Grief and stress of any kind can have a profound effect on our immune systems producing injurious results which can be both immediate and cumulative.
When a person is grieving or suffering from a traumatic experience, typical symptoms include decreased energy, poor sleep, apathy, loss of concentration, changes in eating patterns and anxiety.
In addition there may be physical symptoms of almost any kind including headaches, joint pains and muscle aches.
Physical and psychological stress has also been implicated in the development of inflammatory and autoimmune diseases including rheumatoid arthritis , asthma, inflammatory bowel disease (i.e. Crohn’s disease ), multiple sclerosis and Grave’s or Hashimoto’s thyroiditis. These conditions can themselves produce a new source of stress, creating a vicious cycle.

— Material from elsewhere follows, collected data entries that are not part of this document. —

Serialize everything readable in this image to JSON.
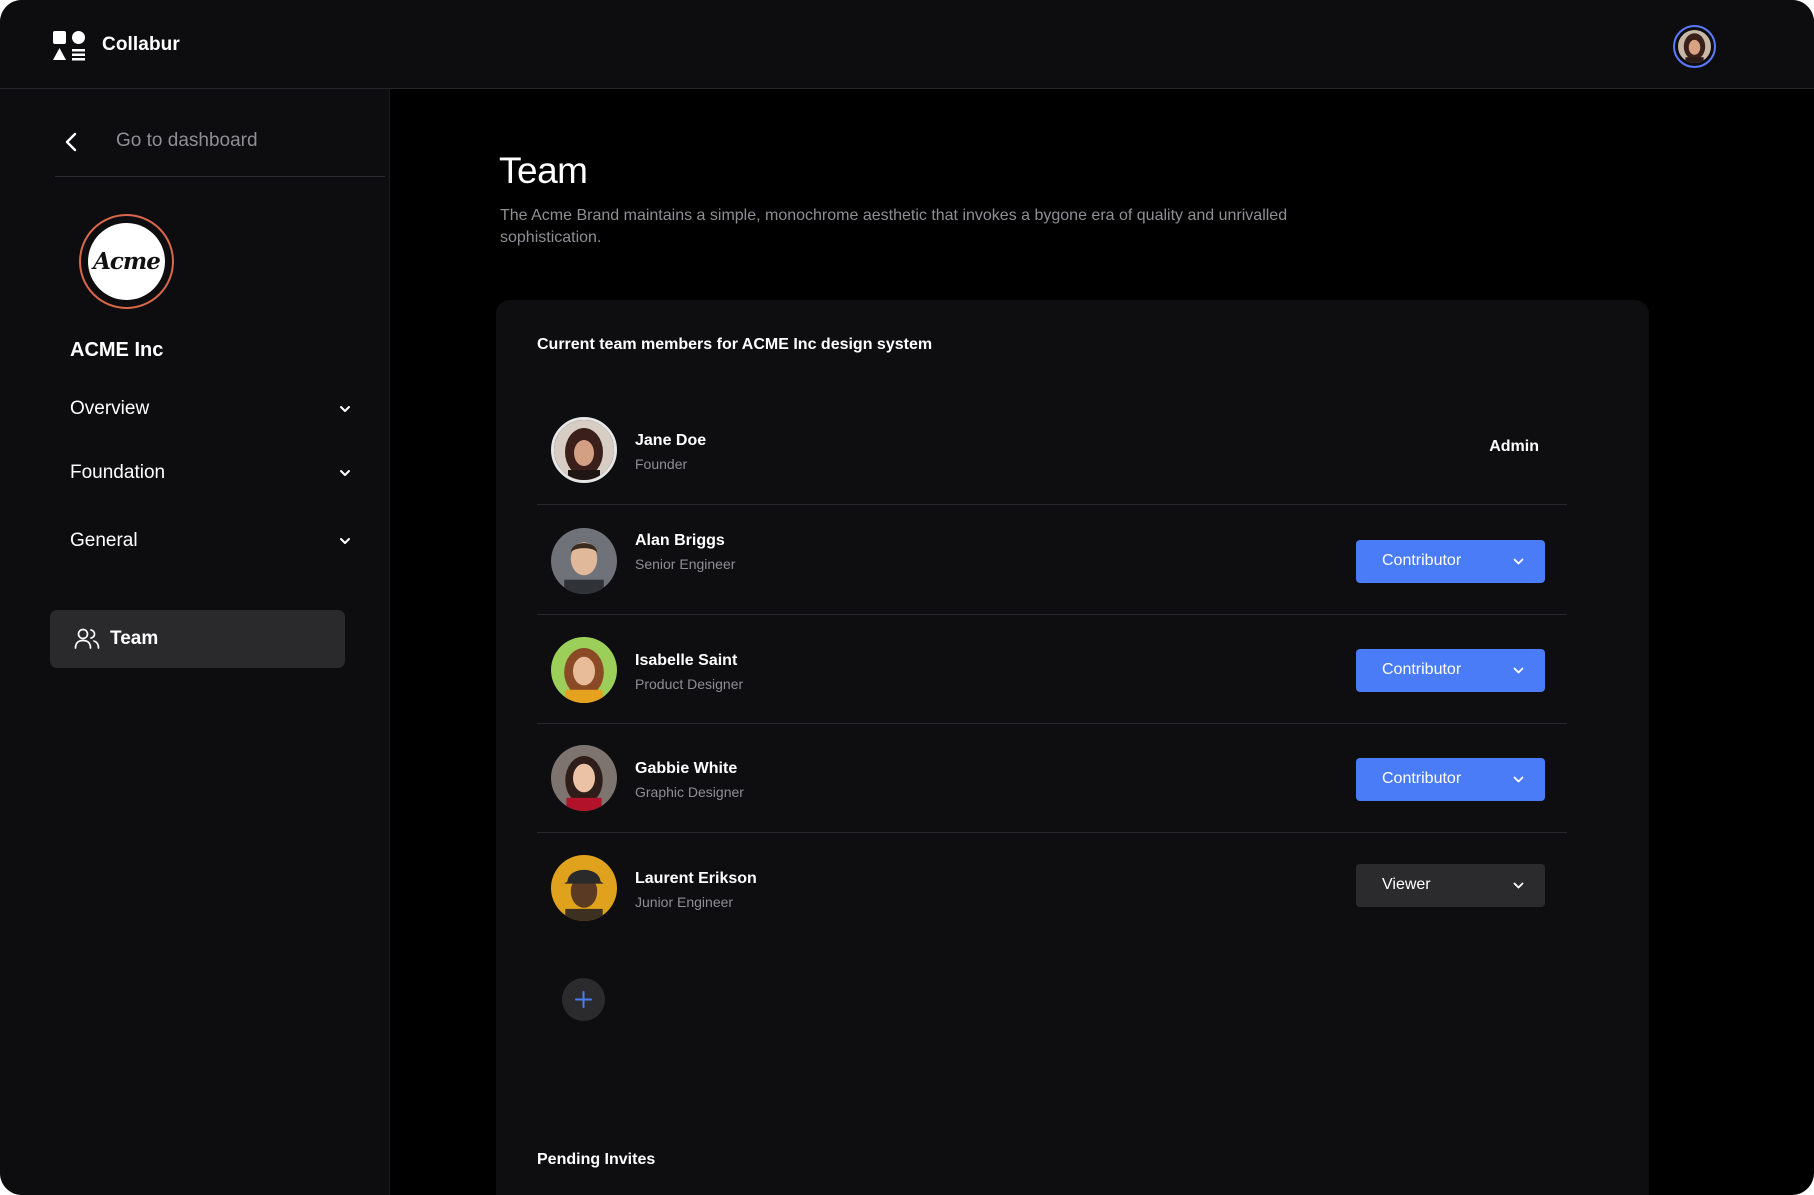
{
  "app": {
    "name": "Collabur"
  },
  "sidebar": {
    "back_label": "Go to dashboard",
    "org_logo_text": "Acme",
    "org_name": "ACME Inc",
    "nav": [
      {
        "label": "Overview"
      },
      {
        "label": "Foundation"
      },
      {
        "label": "General"
      }
    ],
    "active_item": {
      "label": "Team"
    }
  },
  "main": {
    "title": "Team",
    "description": "The Acme Brand maintains a simple, monochrome aesthetic that invokes a bygone era of quality and unrivalled sophistication.",
    "members_heading": "Current team members for ACME Inc design system",
    "members": [
      {
        "name": "Jane Doe",
        "role": "Founder",
        "permission": "Admin"
      },
      {
        "name": "Alan Briggs",
        "role": "Senior Engineer",
        "permission": "Contributor"
      },
      {
        "name": "Isabelle Saint",
        "role": "Product Designer",
        "permission": "Contributor"
      },
      {
        "name": "Gabbie White",
        "role": "Graphic Designer",
        "permission": "Contributor"
      },
      {
        "name": "Laurent Erikson",
        "role": "Junior Engineer",
        "permission": "Viewer"
      }
    ],
    "pending_heading": "Pending Invites"
  },
  "colors": {
    "accent": "#4a7cf7",
    "background": "#000000",
    "panel": "#0d0d0f",
    "card": "#0e0e10",
    "muted_text": "#8e8e94"
  }
}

Dr. Goodman-Herrick works with patients to discover the source of their physical and emotional pain, and creates clear plans of action with them to attend to both their physical and emotional symptoms. She works in tandem with her patients on strengthening their physiological selves while providing coaching on how to regain a sense of equilibrium in their lives.
Like many of us, Dr. Goodman-Herrick has experienced specific traumatic losses during her lifetime. She has a special affinity for her patients who are working through grief. She also believes that her own experience gives her an empathy and compassion for grieving people that is crucial to helping her patients heal.

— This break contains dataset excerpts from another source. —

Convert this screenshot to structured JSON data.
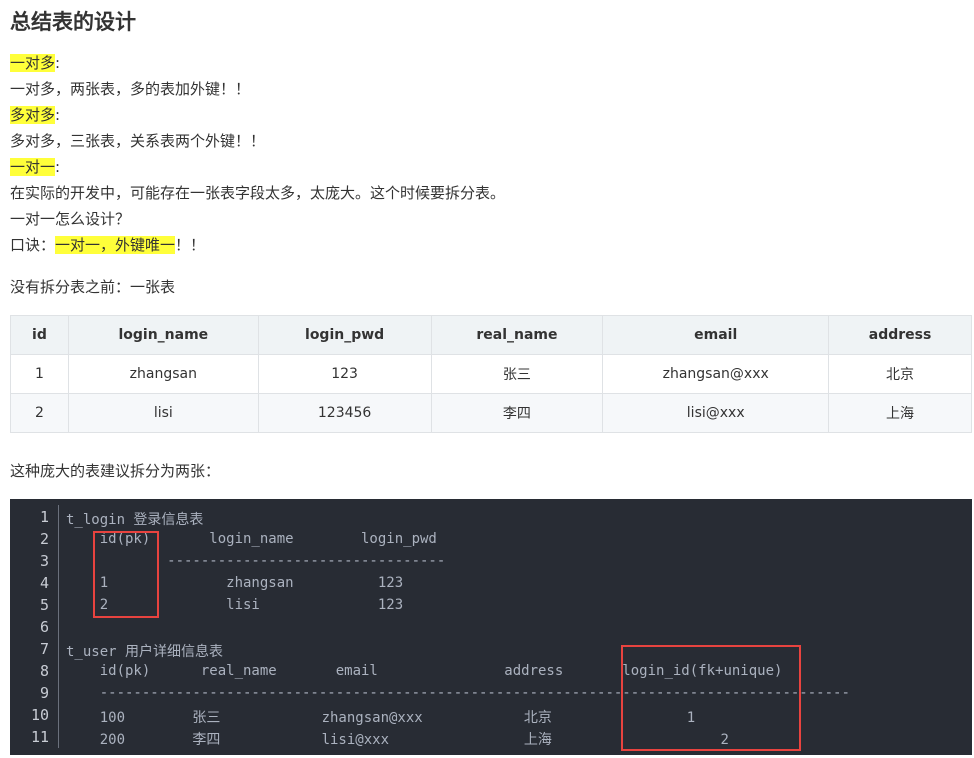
{
  "heading": "总结表的设计",
  "sections": {
    "one_to_many_label": "一对多",
    "one_to_many_text": "一对多，两张表，多的表加外键！！",
    "many_to_many_label": "多对多",
    "many_to_many_text": "多对多，三张表，关系表两个外键！！",
    "one_to_one_label": "一对一",
    "one_to_one_text": "在实际的开发中，可能存在一张表字段太多，太庞大。这个时候要拆分表。",
    "question": "一对一怎么设计？",
    "formula_label": "口诀：",
    "formula_highlight": "一对一，外键唯一",
    "formula_tail": "！！",
    "colon": ":",
    "before_split": "没有拆分表之前：一张表",
    "suggestion": "这种庞大的表建议拆分为两张："
  },
  "table": {
    "headers": [
      "id",
      "login_name",
      "login_pwd",
      "real_name",
      "email",
      "address"
    ],
    "rows": [
      [
        "1",
        "zhangsan",
        "123",
        "张三",
        "zhangsan@xxx",
        "北京"
      ],
      [
        "2",
        "lisi",
        "123456",
        "李四",
        "lisi@xxx",
        "上海"
      ]
    ]
  },
  "code": {
    "line_numbers": [
      "1",
      "2",
      "3",
      "4",
      "5",
      "6",
      "7",
      "8",
      "9",
      "10",
      "11"
    ],
    "lines": [
      "t_login 登录信息表",
      "    id(pk)       login_name        login_pwd",
      "            ---------------------------------",
      "    1              zhangsan          123",
      "    2              lisi              123",
      "",
      "t_user 用户详细信息表",
      "    id(pk)      real_name       email               address       login_id(fk+unique)",
      "    -----------------------------------------------------------------------------------------",
      "    100        张三            zhangsan@xxx            北京                1",
      "    200        李四            lisi@xxx                上海                    2"
    ]
  },
  "colors": {
    "highlight": "#ffff3a",
    "code_background": "#282c34",
    "annotation_box": "#e8433f"
  }
}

- Dr. Goodman-Herrick will take a complete history of all symptoms in an environment of safe, nonjudgmental listening.
- She will explore homeopathic remedies that will attend to their specific symptoms.

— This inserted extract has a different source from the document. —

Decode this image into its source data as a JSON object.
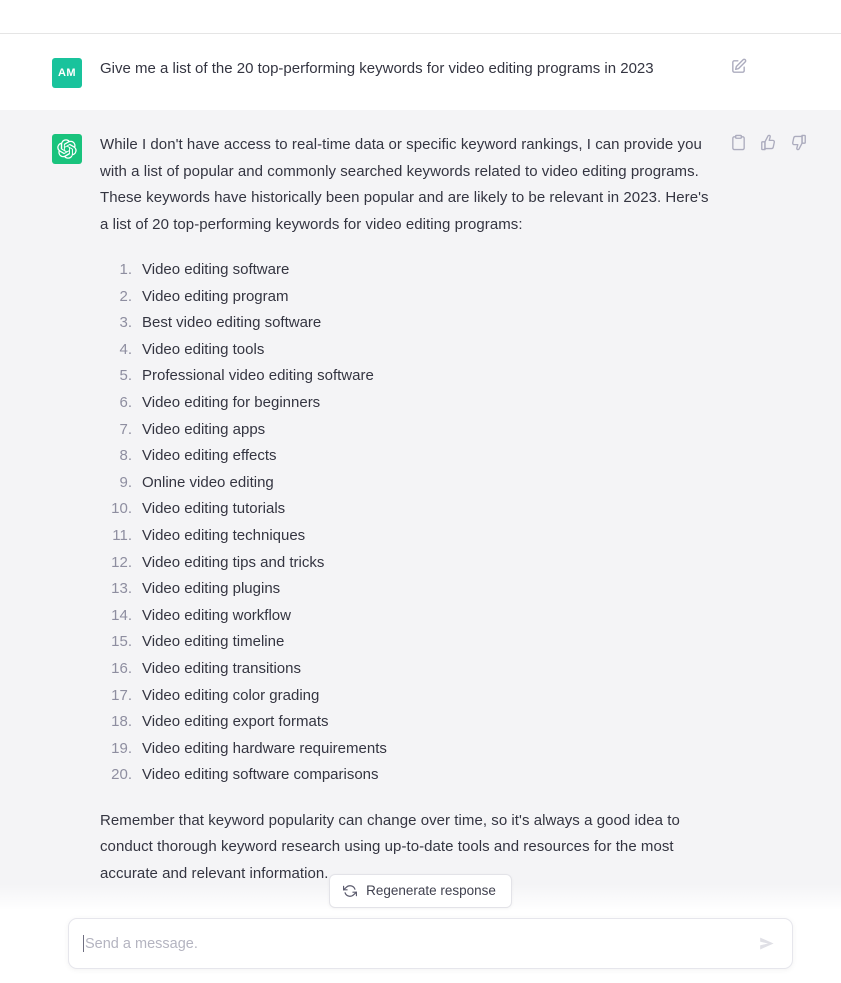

- She will provide coaching on self-care and creating healthy priorities for recovering strength and well-being
- Each patient is seen as an individual, and Dr. Goodman-Herrick is careful to encourage healing at the pace at which each patient can manage
- Dr. Goodman-Herrick also notes that many people carry grief from losses in their families of origin, and sometimes those historic traumas have had a lasting impact. She is careful to offer the opportunity – for patients who wish to explore this – a chance to look at their health histories in a new light.